Britons’ use of swear words has declined by more than a quarter since the 1990s, a new study has found.
The research also suggests the word ‘f***’ has overtaken ‘b***dy’ as the most popular curse in the UK.
It compared the use of 16 of the nation’s most common swear words, including p***, c*** and s**g, from the 1990s to the 2010s.
In total, the amount of swearing has fallen by 27.6 per cent, from 1,822 words per million in 1994 to 1,320 words per million in 2014.
Britons’ use of swear words has declined by more than a quarter since the 1990s, a new study has found. Pictured above were the 16 most used swear words by Britons in 1994 and 2014
The research also suggests the word ‘f***’ has overtaken ‘b***dy’ as the most popular curse in the UK (stock image)
HOW THE USE OF SWEAR WORDS HAS CHANGED BETWEEN THE 1990s AND 2010s
The 16 most used swear words by Britons, both in 1994 and 2014:
The study, which was carried out by Dr Robbie Love of Aston University, looked at how swearing has changed in casual British English conversation over the past three decades.
Dr Love used two large bodies of transcriptions: the Spoken British National Corpus gathered in 1994 and the same corpus from 2014.
Together these include over 15 million words, although swear words account for less than 1 per cent.
The research showed that the type of swear words used has changed over the years, with ‘b****y’ being the most common in the 1990s and ‘f***’ in the 2010s.
This is down to a big decline in the use of ‘b****y’, Dr Love found, while ‘f***’ has remained relatively steady.
It was the second most commonly used swear word in 1994, followed by s**t, p***, b****r and c**p.
Twenty years later b****r had fallen from the fifth most common curse to the ninth, while b*****d dropped from seventh to 10th.
The big climbers are s**t, from third to second, a**e, from eighth to sixth and d***, from tenth to seventh.
T**t also rose from the 16th most common swear word in the 1990s to 13th by the 2010s.

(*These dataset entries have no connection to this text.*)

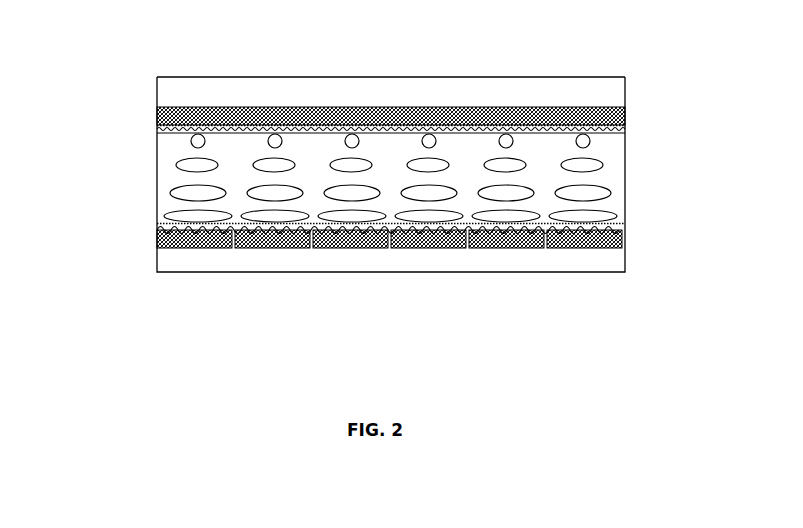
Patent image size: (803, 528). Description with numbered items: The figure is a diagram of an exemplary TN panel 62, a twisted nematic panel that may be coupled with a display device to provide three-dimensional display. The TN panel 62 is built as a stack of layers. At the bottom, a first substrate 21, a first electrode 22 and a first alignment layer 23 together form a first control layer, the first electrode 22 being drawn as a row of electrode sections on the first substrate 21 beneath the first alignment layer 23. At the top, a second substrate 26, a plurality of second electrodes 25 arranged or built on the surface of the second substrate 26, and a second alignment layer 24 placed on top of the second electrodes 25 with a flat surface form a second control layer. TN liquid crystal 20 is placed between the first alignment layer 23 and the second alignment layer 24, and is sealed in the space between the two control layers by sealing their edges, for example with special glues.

The TN panel 62 is at (464, 40).
The second substrate 26 is at (617, 84).
The second electrode 25 is at (617, 114).
The second alignment layer 24 is at (157, 130).
The TN liquid crystal 20 is at (615, 191).
The first alignment layer 23 is at (155, 223).
The first electrode 22 is at (621, 242).
The first substrate 21 is at (617, 265).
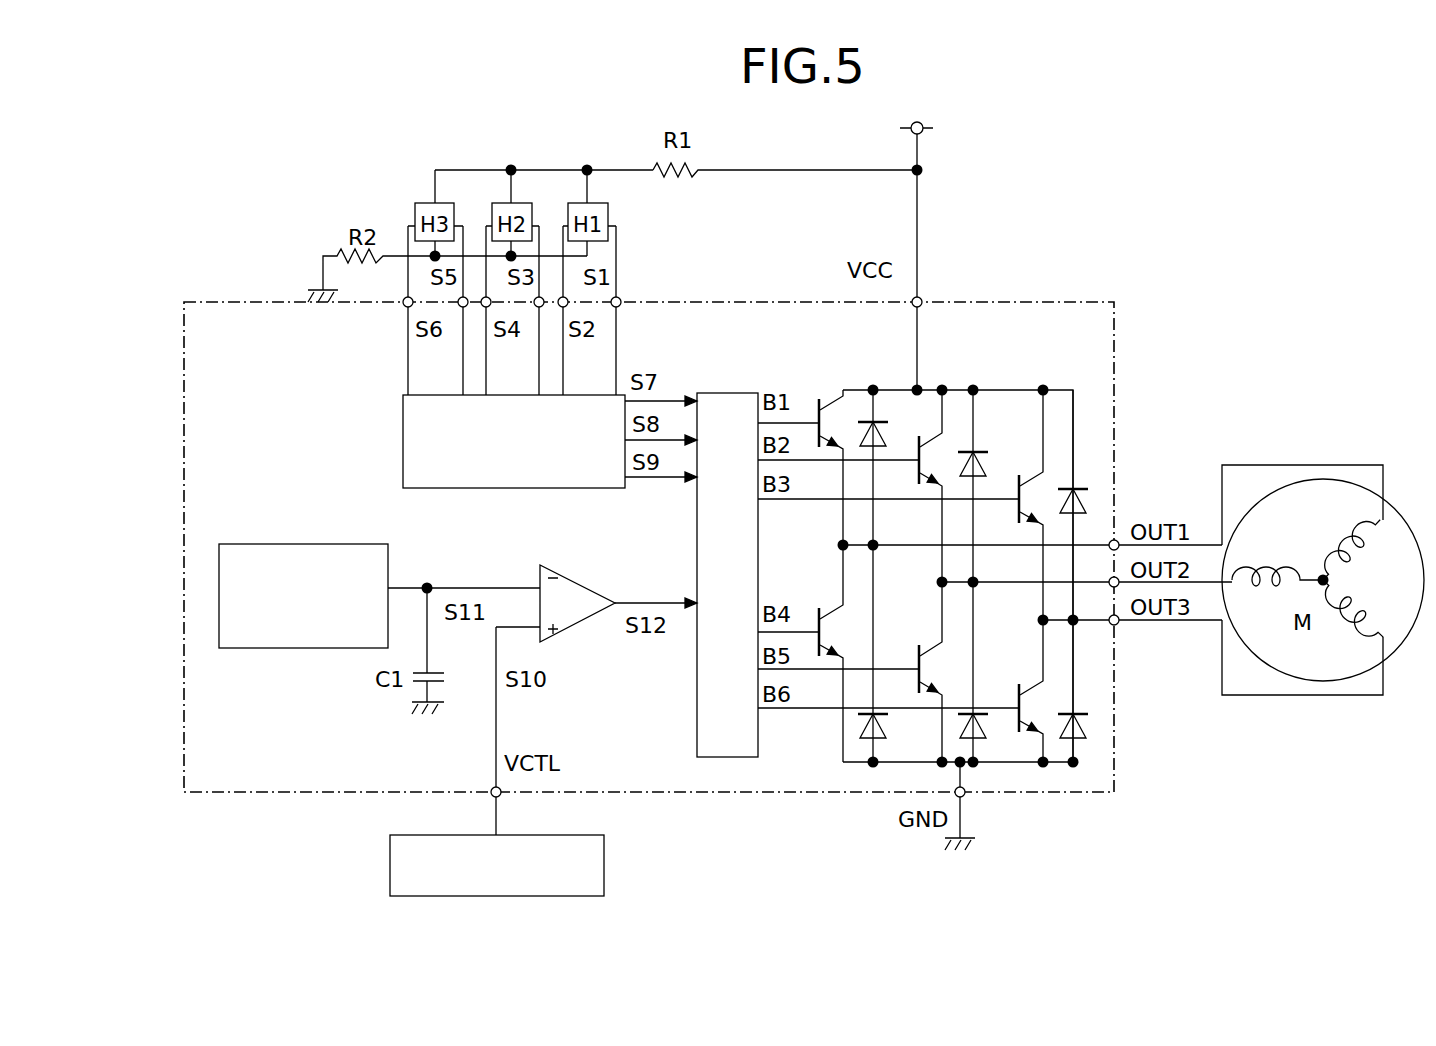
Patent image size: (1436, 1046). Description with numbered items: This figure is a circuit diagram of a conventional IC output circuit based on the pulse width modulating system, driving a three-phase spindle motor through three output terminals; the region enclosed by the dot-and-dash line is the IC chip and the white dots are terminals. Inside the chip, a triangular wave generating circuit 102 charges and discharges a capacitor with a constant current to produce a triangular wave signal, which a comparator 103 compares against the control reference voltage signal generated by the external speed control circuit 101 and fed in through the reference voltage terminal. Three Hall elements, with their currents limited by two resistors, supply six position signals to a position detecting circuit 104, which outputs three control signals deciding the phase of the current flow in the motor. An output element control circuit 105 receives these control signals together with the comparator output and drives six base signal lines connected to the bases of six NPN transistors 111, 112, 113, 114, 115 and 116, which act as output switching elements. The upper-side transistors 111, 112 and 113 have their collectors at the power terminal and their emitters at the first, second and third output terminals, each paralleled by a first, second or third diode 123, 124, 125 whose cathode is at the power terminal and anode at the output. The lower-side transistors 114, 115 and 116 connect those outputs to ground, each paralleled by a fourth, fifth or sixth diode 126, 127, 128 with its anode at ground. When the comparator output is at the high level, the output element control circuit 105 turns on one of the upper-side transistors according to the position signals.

The speed control circuit 101 is at (558, 844).
The triangular wave generating circuit 102 is at (353, 544).
The comparator 103 is at (583, 589).
The position detecting circuit 104 is at (476, 488).
The output element control circuit 105 is at (723, 393).
The first NPN transistor 111 is at (826, 392).
The second NPN transistor 112 is at (919, 482).
The third NPN transistor 113 is at (1043, 490).
The fourth NPN transistor 114 is at (838, 606).
The fifth NPN transistor 115 is at (942, 656).
The sixth NPN transistor 116 is at (1043, 694).
The first diode 123 is at (873, 422).
The second diode 124 is at (973, 452).
The third diode 125 is at (1073, 490).
The fourth diode 126 is at (873, 745).
The fifth diode 127 is at (973, 744).
The sixth diode 128 is at (1073, 735).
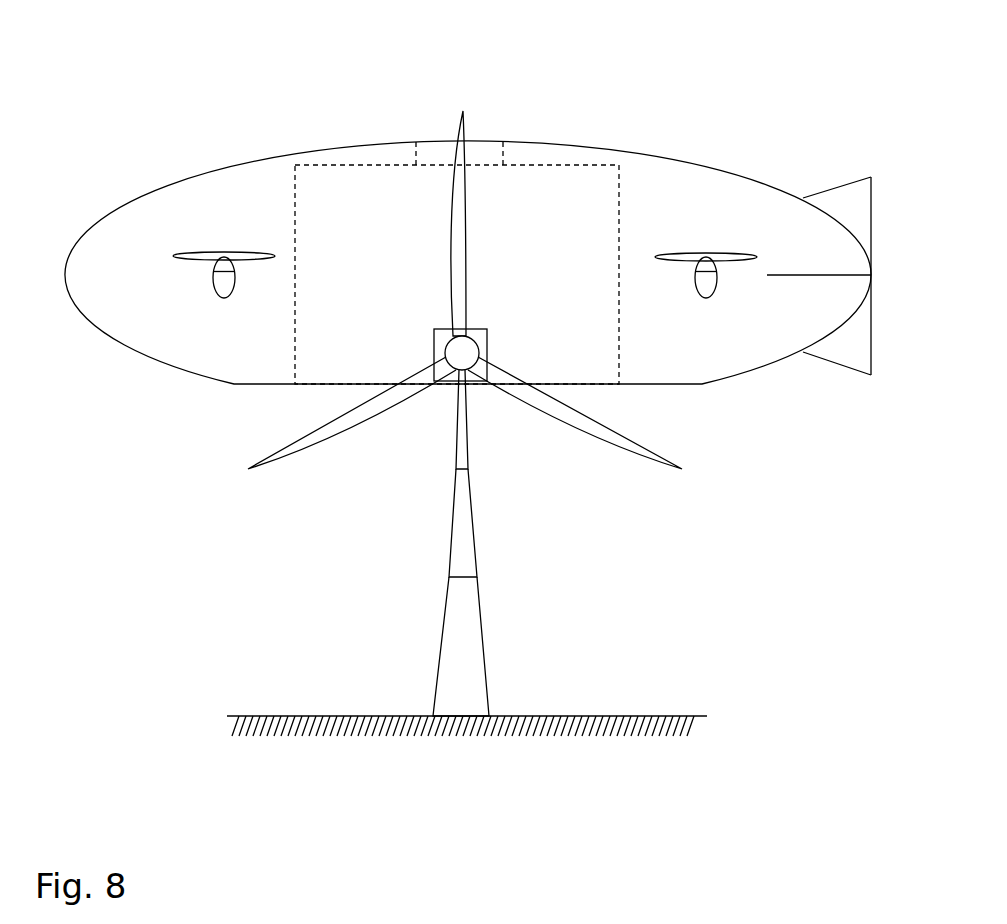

Dr Love then analysed demographics and discovered that, although swearing is more common in men than women, the difference between the genders has decreased notably from 2.33 times more frequent in men in 1994 to 1.68 times in 2014.
Another change concerned how much people swear as they age. In both data sets, swearing is most common among people in their 20s, and then declines with age.
Research by Dr Robbie Love of Aston University found the amount of swearing has fallen by 27.6 per cent, from 1,822 words per million in 1994 to 1,320 words per million in 2014 (stock)
However, the decline was less steep in the 2010s, suggesting that people continue swearing later in life more than they did in the 1990s.
‘Swearing occurs in all walks of life and is an everyday part of conversation for many people,’ said Dr Love.
‘Despite this, it is relatively under-researched precisely because it is considered to be taboo.’
He added: ‘Swearing performs many social functions including conveying abuse and humour, expressing emotion, creating social bonds, and constructing identity.
‘The strong social conditioning around swear words makes them more psychologically arousing and more memorable than other words, and something different happens in the brain when saying them compared to euphemistic equivalents, such as saying “f***” compared to “the f-word”.
‘This research reinforces the view that swearing plays a part in our conversational repertoire and performs useful functions in everyday life.’
The study is published in De Gruyter’s Text & Talk: An Interdisciplinary Journal of Language, Discourse & Communication Studies.
IS SWEARING A SIGN OF INTELLIGENCE?
Research in 2014 revealed people who frequently swear are more likely to have a bigger vocabulary than their clean-tongued peers.
A colourful tongue does not mean the talker is lazy or uneducated, the study published in the Language Sciences journal found.
Instead, those who are more confident using taboo words are more articulate in other areas.
Kristin and Timothy Jay, the Massachusetts College of Liberal Arts psychologists who co-wrote the study, said it proved swearing was positively correlated with verbal fluency.
‘We cannot help but judge others on the basis of their speech,’ they wrote.
‘Unfortunately, when it comes to taboo language, it is a common assumption that people who swear frequently are lazy, do not have an adequate vocabulary, lack education, or simply cannot control themselves.’
In their conclusion, they added: ‘The overall finding of this set of studies, that taboo fluency is positively correlated with other measures of verbal fluency, undermines the [normal] view of swearing.’
A separate and unrelated study from the University of Rochester in 2017 found that intelligent people tend to swear more.
Despite this, studies have also found that the perception of people who swear often is that they are actually less intelligent and trustworthy, creating somewhat of a paradox.